Un peu rien

 

Batailles choisies #465

Qu’écrivent les artistes quand ils sont globalement heureux? 🌤


 

- Et tu as regardé quoi dans l’avion?

- Ben, un peu rien. Ah, si j’ai regardé le début du spectacle de Florence Foresti.

Dans un avion avec trois jeunes enfants, dont un accroché au sein pour téter, impossible de regarder la télé alors que la liste de tout ce que j’aimerais voir, avoir vu ou dont j’ai entendu parler, ou non, est longue comme les quatorze heures qui nous séparent de la France. J’ai tout de même réussi à regarder un peu “Foresti Party”, en volant trente minutes à mes obligations parentales et à ma prison maternelle sous forme aéronautique. J’aime bien Foresti, j’aime énormément le stand-up, et j’aime encore plus quand c’est une femme, et une mère, qui occupe toute la scène et qui fait état et étalage de sa vie. Le spectacle commence par une grande question d’artiste qui préoccupe Florence Foresti, et moi aussi: peut-on créer quand on est heureux? Ben quoi, tout le monde le sait, ce sont les angoisses, le malheur, qui font le meilleur art! Les poètes maudits, tout ça, tout ça. Florence Foresti va bien. Et comme elle va bien, c’est chou blanc et page blanche en matière d’inspiration. Si elle est heureuse dans sa vie d’artiste, dans sa vie de mère, dans sa vie de femme, que va-t-elle bien pouvoir raconter?
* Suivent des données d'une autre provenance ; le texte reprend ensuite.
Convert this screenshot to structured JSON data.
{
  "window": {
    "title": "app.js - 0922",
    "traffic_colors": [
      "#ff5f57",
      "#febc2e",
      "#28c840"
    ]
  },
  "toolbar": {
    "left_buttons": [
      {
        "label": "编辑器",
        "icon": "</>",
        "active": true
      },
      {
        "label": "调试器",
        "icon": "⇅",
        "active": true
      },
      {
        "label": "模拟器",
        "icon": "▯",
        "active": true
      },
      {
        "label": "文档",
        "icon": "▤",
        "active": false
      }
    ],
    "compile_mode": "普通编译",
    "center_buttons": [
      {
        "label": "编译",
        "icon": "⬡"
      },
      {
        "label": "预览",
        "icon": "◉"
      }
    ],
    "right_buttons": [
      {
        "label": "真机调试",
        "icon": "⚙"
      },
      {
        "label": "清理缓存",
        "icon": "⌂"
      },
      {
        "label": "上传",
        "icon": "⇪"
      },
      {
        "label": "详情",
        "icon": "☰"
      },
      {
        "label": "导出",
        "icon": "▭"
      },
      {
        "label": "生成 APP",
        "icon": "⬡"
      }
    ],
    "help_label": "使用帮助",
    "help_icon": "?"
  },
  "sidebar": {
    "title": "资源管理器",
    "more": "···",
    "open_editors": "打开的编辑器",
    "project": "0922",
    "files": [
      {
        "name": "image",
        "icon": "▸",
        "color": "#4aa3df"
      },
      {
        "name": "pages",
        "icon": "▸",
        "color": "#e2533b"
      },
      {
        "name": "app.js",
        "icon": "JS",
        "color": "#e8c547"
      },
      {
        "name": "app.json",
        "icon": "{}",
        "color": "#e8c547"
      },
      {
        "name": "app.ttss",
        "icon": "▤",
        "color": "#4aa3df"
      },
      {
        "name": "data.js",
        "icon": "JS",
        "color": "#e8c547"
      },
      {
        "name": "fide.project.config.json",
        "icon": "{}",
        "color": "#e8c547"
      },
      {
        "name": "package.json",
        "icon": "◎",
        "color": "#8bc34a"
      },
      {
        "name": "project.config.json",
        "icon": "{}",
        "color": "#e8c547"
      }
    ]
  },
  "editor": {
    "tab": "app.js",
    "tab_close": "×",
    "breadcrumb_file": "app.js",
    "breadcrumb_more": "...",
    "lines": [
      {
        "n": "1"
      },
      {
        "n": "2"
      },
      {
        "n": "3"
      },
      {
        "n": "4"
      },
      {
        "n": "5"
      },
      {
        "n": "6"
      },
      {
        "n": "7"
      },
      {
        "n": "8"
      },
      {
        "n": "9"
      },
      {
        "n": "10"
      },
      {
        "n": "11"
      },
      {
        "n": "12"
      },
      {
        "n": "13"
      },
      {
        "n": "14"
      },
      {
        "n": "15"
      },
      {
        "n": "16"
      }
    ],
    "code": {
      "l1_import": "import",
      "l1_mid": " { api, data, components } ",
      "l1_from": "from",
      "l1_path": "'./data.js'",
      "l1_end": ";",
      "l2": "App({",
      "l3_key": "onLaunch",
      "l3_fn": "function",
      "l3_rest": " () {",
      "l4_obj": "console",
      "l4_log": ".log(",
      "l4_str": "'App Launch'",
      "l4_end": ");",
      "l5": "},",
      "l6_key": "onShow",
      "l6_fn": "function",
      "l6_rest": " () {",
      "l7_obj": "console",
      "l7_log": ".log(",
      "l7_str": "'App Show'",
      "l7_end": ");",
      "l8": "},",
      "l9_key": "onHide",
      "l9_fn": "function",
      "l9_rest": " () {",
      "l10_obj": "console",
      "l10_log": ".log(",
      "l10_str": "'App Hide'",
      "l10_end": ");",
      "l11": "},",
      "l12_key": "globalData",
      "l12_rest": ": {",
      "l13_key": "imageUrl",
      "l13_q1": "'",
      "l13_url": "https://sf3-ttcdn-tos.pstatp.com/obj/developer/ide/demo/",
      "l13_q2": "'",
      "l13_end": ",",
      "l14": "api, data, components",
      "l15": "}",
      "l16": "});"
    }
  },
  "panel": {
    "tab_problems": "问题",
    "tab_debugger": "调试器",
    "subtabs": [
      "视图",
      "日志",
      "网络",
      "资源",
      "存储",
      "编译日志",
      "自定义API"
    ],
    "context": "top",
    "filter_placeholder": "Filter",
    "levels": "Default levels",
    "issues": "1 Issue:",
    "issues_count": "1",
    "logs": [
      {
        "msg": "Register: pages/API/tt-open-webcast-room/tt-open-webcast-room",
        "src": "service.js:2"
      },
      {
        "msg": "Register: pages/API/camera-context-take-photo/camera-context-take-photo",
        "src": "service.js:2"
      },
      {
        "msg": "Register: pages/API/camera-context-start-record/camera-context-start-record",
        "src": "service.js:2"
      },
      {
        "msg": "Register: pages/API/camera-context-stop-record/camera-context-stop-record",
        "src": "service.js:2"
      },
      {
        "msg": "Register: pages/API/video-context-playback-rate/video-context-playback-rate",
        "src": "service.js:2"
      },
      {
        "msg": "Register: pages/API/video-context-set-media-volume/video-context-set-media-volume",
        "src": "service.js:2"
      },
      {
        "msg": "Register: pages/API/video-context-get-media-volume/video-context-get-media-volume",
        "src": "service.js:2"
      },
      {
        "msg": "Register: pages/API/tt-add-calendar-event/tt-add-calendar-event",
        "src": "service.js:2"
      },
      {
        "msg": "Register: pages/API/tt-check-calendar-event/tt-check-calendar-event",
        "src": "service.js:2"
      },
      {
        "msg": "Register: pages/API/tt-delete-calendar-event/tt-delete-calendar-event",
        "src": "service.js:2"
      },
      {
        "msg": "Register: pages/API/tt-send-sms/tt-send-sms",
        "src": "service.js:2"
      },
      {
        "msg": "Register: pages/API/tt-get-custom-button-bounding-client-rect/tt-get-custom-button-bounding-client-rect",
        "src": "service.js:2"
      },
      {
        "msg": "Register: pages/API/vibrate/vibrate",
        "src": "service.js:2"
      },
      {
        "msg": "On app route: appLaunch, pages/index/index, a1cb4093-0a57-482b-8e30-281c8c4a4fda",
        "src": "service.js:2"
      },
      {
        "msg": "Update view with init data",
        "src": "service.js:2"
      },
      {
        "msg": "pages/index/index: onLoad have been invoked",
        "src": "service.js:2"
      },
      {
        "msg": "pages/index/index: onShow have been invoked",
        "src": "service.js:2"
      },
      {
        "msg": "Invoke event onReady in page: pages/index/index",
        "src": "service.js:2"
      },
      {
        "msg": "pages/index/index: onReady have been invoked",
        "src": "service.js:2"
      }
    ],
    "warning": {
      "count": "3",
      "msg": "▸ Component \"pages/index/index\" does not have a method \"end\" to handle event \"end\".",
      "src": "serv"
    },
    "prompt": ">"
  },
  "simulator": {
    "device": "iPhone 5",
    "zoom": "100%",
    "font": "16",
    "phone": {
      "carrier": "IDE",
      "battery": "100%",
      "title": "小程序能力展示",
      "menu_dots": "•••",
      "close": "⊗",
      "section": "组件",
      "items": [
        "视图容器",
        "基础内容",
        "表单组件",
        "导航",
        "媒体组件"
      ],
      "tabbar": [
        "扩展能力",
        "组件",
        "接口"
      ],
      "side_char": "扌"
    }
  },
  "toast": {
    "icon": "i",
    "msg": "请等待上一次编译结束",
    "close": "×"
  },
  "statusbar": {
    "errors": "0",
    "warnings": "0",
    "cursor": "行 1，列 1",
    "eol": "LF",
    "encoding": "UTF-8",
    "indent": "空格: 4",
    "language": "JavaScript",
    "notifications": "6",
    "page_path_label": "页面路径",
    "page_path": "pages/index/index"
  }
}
Cette interrogation fait écho à ma pratique d’écriture. Depuis quelques mois, alors que j’éprouve une certaine difficulté à tenir le rythme de l’écriture régulière de mes batailles choisies, et que j’ai le sentiment de peiner à fidéliser mon lectorat, je me demande si mes meilleures feuilles de blog ne sont pas derrière moi. Lorsque j’étais au bout du rouleau, il y a une année ou il y a deux ans, aliénée par des mois de confinement à courir d’un enfant de l’autre, j’ai dû aller chercher très profondément en moi de la patience, de la joie dans des moments d’intense noirceur, j’ai dû écrire pour ne pas sombrer, moins poétesse maudite que mère maudite, et ce que j’ai écrit résonnait chez mes lecteurices. Depuis que je suis moins malheureuse, moins poussée constamment à bout par mes enfants, j’éprouve moins la détresse d’être parent, même si j’en ressens, tous les jours, les fatigues et les frustrations. Alors je me demande, comme Foresti, si on peut écrire, si on peut être lu quand on va bien.

Je ne connais pas la réponse de Florence Foresti à cette question. Peut-être que je verrai la fin du spectacle dans le vol retour? J’imagine que non… mais si elle a fait Bercy, c’est bien qu’elle a trouvé une réponse. Je ne vais peut-être plus si souvent ni si profondément dans le fond du trou, mais j’ai bien le droit de souffler un peu, de traverser la parentalité comme un paysage, et pas uniquement comme une mine? 

J’ai écrit, dernièrement, des billets sur les mignonneries de mes enfants, les beaux yeux de mon bébé qui me regarde avec tant d’amour et c’est vrai que c’est un peu rien, et un peu tout. 

J’ai écrit des billets sur les disputes avec mon fils aîné, sur les insignifiances qui les déclenchent, sur le sens profond qu’elles ont, sur ce qu’elles disent de la construction de la personnalité de mon fils, du lâcher-prise et de mon impuissance - un peu tout, un peu rien, 

J’ai écrit des billets sur les chamailleries entre frères, ces grands pataquès qui partent d’un peu rien et font exploser un peu tout.


J’écris, et continue d’écrire, sur ma vie de famille, sur un peu tout, sur un peu rien. Je verrai bien quel genre de “party” je ferai à la fin.